I discovered Planter’s Paradise through Faraj when we went there last week. I loaded up his truck since I am a buyer and he and Melisa are shoppers. After thinking about it for a week, they were ready to turn into buyers and suggested another group excursion. I was impressed enough to want a return engagement, and who can ever have enough pots, right? I went thinking I could use six more medium-sized pots and came home with eight of various shapes and colors. I figure my overall cost was about 40% of what I would pay for the same pots at local nurseries and I would not have had the kind of organized selection that Planter’s Paradise offered. So today I am in pot heaven. I already stopped by Grangetto’s and got 10 bags of Ocean/Forrest potting soil, and I have extra river rocks from KRC Rock to use as ballast and drainage at the bottom of the pots, so I am ready for action. I will crank up my electric wheelbarrow and start my rounds setting the pots, putting in some rock, filling them with soil and making them ready for planting. That explains why I was taking succulent cutting yesterday afternoon. They say you should dry and callous your succulent cuttings before planting, but that is more for the tropics where moisture and creepy crawlies can get into the open wounds. Here in sub-tropical San Diego, the weather is so perfect for succulents that you barely have to plant them for them to grow. It is not uncommon to see a succulent cutting or simple break-off that got accidentally left behind on the ground, take root all by itself. The will to live and the accommodative climate make this succulent heaven.

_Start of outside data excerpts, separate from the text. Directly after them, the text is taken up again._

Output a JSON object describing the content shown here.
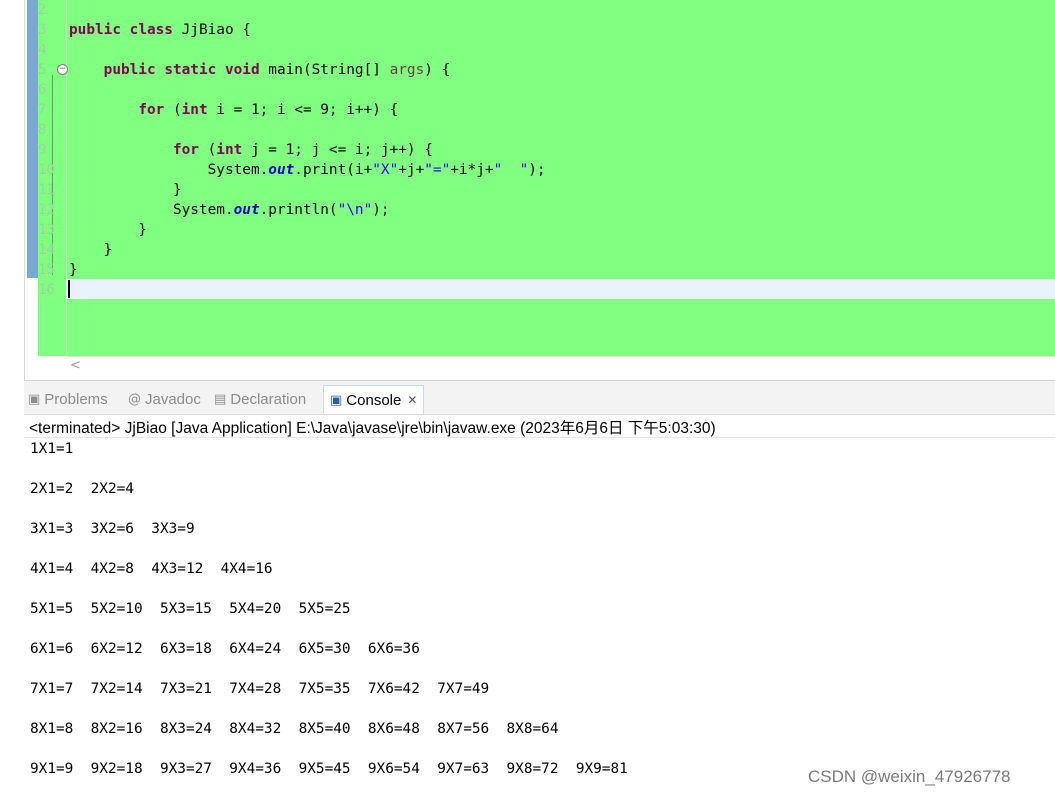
{
  "editor": {
    "line_numbers": [
      "2",
      "3",
      "4",
      "5",
      "6",
      "7",
      "8",
      "9",
      "10",
      "11",
      "12",
      "13",
      "14",
      "15",
      "16"
    ],
    "code": {
      "l3": {
        "kw1": "public",
        "kw2": "class",
        "rest": " JjBiao {"
      },
      "l5": {
        "indent": "    ",
        "kw1": "public",
        "kw2": "static",
        "kw3": "void",
        "mid": " main(String[] ",
        "arg": "args",
        "rest": ") {"
      },
      "l7": {
        "indent": "        ",
        "kw1": "for",
        "a": " (",
        "kw2": "int",
        "rest": " i = 1; i <= 9; i++) {"
      },
      "l9": {
        "indent": "            ",
        "kw1": "for",
        "a": " (",
        "kw2": "int",
        "rest": " j = 1; j <= i; j++) {"
      },
      "l10": {
        "p1": "                System.",
        "fld": "out",
        "p2": ".print(i+",
        "s1": "\"X\"",
        "p3": "+j+",
        "s2": "\"=\"",
        "p4": "+i*j+",
        "s3": "\"  \"",
        "p5": ");"
      },
      "l11": "            }",
      "l12": {
        "p1": "            System.",
        "fld": "out",
        "p2": ".println(",
        "s1": "\"\\n\"",
        "p3": ");"
      },
      "l13": "        }",
      "l14": "    }",
      "l15": "}"
    },
    "fold_icon": "minus-icon"
  },
  "views": {
    "tabs": [
      {
        "label": "Problems",
        "icon": "problems-icon"
      },
      {
        "label": "Javadoc",
        "icon": "javadoc-icon"
      },
      {
        "label": "Declaration",
        "icon": "declaration-icon"
      },
      {
        "label": "Console",
        "icon": "console-icon",
        "active": true
      }
    ],
    "close_glyph": "✕"
  },
  "console": {
    "terminated": "<terminated> JjBiao [Java Application] E:\\Java\\javase\\jre\\bin\\javaw.exe (2023年6月6日 下午5:03:30)",
    "output": [
      "1X1=1",
      "2X1=2  2X2=4",
      "3X1=3  3X2=6  3X3=9",
      "4X1=4  4X2=8  4X3=12  4X4=16",
      "5X1=5  5X2=10  5X3=15  5X4=20  5X5=25",
      "6X1=6  6X2=12  6X3=18  6X4=24  6X5=30  6X6=36",
      "7X1=7  7X2=14  7X3=21  7X4=28  7X5=35  7X6=42  7X7=49",
      "8X1=8  8X2=16  8X3=24  8X4=32  8X5=40  8X6=48  8X7=56  8X8=64",
      "9X1=9  9X2=18  9X3=27  9X4=36  9X5=45  9X6=54  9X7=63  9X8=72  9X9=81"
    ]
  },
  "watermark": "CSDN @weixin_47926778",
  "colors": {
    "editor_bg": "#80ff80",
    "keyword": "#7f0055",
    "string": "#2a00ff",
    "field": "#0000c0"
  }
}
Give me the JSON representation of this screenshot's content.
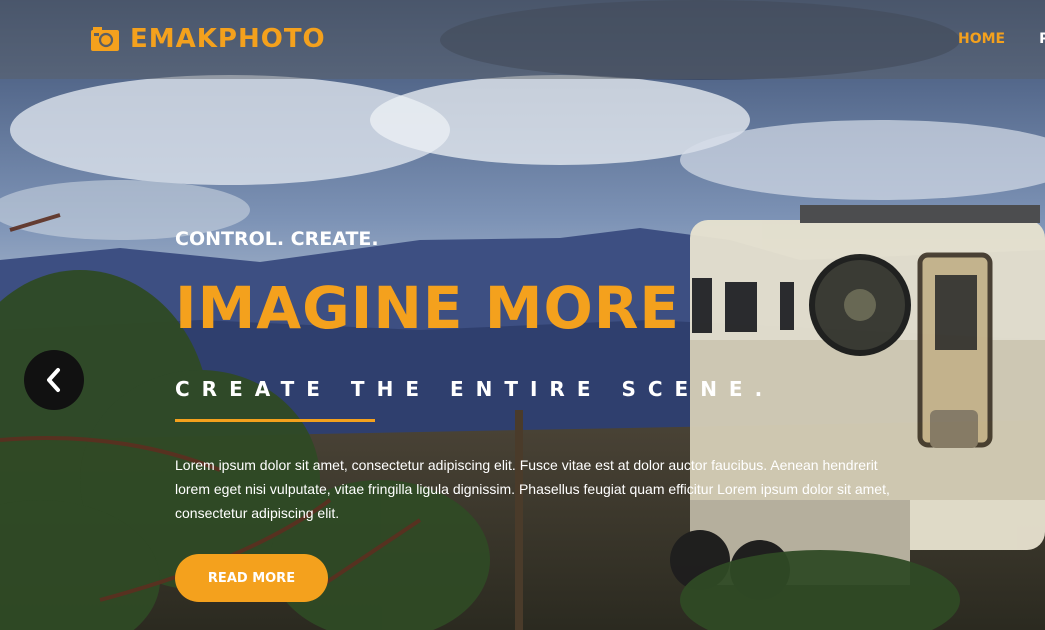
{
  "brand": {
    "name": "EMAKPHOTO",
    "color": "#f4a11d"
  },
  "nav": {
    "items": [
      {
        "label": "HOME",
        "active": true
      },
      {
        "label": "P",
        "active": false
      }
    ]
  },
  "slider": {
    "prev_icon": "chevron-left-icon"
  },
  "hero": {
    "kicker": "CONTROL. CREATE.",
    "headline": "IMAGINE MORE",
    "subheadline": "CREATE THE ENTIRE SCENE.",
    "body": "Lorem ipsum dolor sit amet, consectetur adipiscing elit. Fusce vitae est at dolor auctor faucibus. Aenean hendrerit lorem eget nisi vulputate, vitae fringilla ligula dignissim. Phasellus feugiat quam efficitur Lorem ipsum dolor sit amet, consectetur adipiscing elit.",
    "cta_label": "READ MORE"
  },
  "colors": {
    "accent": "#f4a11d",
    "text": "#ffffff"
  }
}
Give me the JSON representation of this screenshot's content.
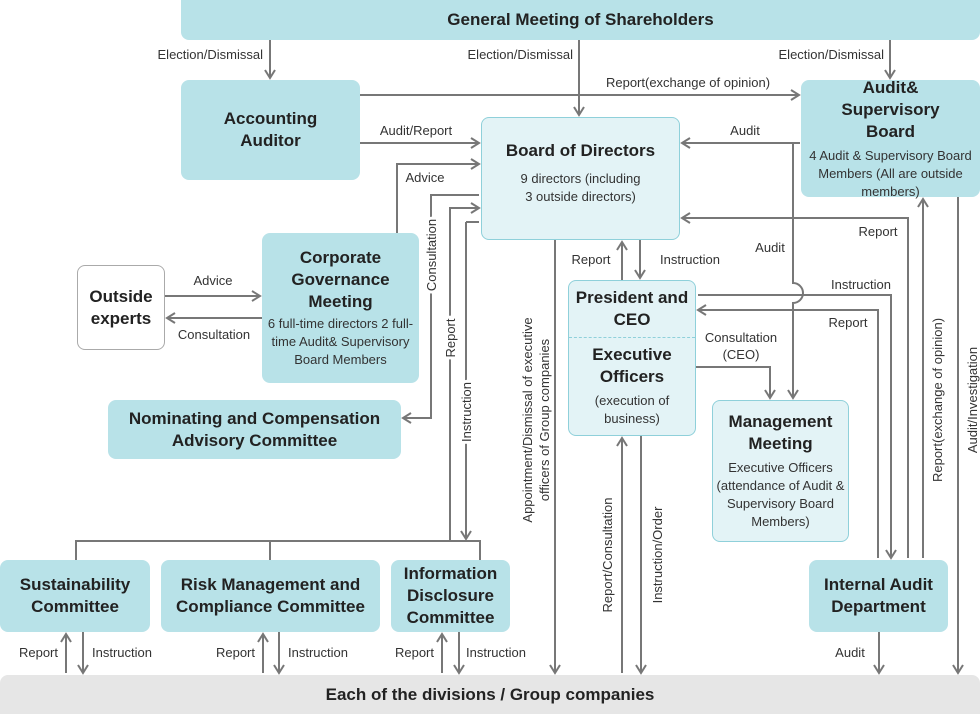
{
  "nodes": {
    "gms": "General Meeting of Shareholders",
    "accounting_auditor": "Accounting Auditor",
    "board": {
      "title": "Board of Directors",
      "sub": "9 directors (including 3 outside directors)"
    },
    "asb": {
      "title": "Audit& Supervisory Board",
      "sub": "4 Audit & Supervisory Board Members (All are outside members)"
    },
    "outside_experts": "Outside experts",
    "cgm": {
      "title": "Corporate Governance Meeting",
      "sub": "6 full-time directors 2 full-time Audit& Supervisory Board Members"
    },
    "nominating": "Nominating and Compensation Advisory Committee",
    "president": "President and CEO",
    "exec": {
      "title": "Executive Officers",
      "sub": "(execution of business)"
    },
    "mgmt": {
      "title": "Management Meeting",
      "sub": "Executive Officers (attendance of Audit & Supervisory Board Members)"
    },
    "sustainability": "Sustainability Committee",
    "risk": "Risk Management and Compliance Committee",
    "info": "Information Disclosure Committee",
    "internal_audit": "Internal Audit Department",
    "divisions": "Each of the divisions / Group companies"
  },
  "labels": {
    "election1": "Election/Dismissal",
    "election2": "Election/Dismissal",
    "election3": "Election/Dismissal",
    "report_exchange": "Report(exchange of opinion)",
    "audit_report": "Audit/Report",
    "advice_board": "Advice",
    "audit_asb": "Audit",
    "advice_oe": "Advice",
    "consultation_oe": "Consultation",
    "consultation_nom": "Consultation",
    "report_comm": "Report",
    "instruction_comm": "Instruction",
    "appointment": "Appointment/Dismissal of executive",
    "appointment2": "officers of Group companies",
    "report_pres": "Report",
    "instruction_pres": "Instruction",
    "audit_mgmt": "Audit",
    "instruction_ia": "Instruction",
    "report_ia": "Report",
    "report_board": "Report",
    "consult_ceo1": "Consultation",
    "consult_ceo2": "(CEO)",
    "report_consultation": "Report/Consultation",
    "instruction_order": "Instruction/Order",
    "report_exchange_ia": "Report(exchange of opinion)",
    "audit_investigation": "Audit/Investigation",
    "audit_ia": "Audit",
    "sus_report": "Report",
    "sus_instruction": "Instruction",
    "risk_report": "Report",
    "risk_instruction": "Instruction",
    "info_report": "Report",
    "info_instruction": "Instruction"
  },
  "colors": {
    "box": "#b8e2e8",
    "box_light": "#e3f3f6",
    "border": "#8fd0da",
    "line": "#777777",
    "bar": "#e6e6e6"
  }
}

My son gave me a t-shit that I think I need to wear today…it says “What the Fucculent” and has a bunch of succulents on it. I am actually looking forward to setting out the pots and getting them set up. They provide a nice accent to a garden that wants to grow all by itself and actually prefers being left to tend itself (something I seem incapable of complying with). On a day like today, with a task like I have before me, and in a place like San Diego, I would say that the world is my oyster, except I hate shellfish. So instead, I will say that the world beyond the blue horizon is all that I can ever hope for.

1 thought on “Beyond the Blue Horizon”

  1. Fun fact: I lived in El Cajon from the time I was six months to nine years old, when we moved to New York. Talk about culture shock!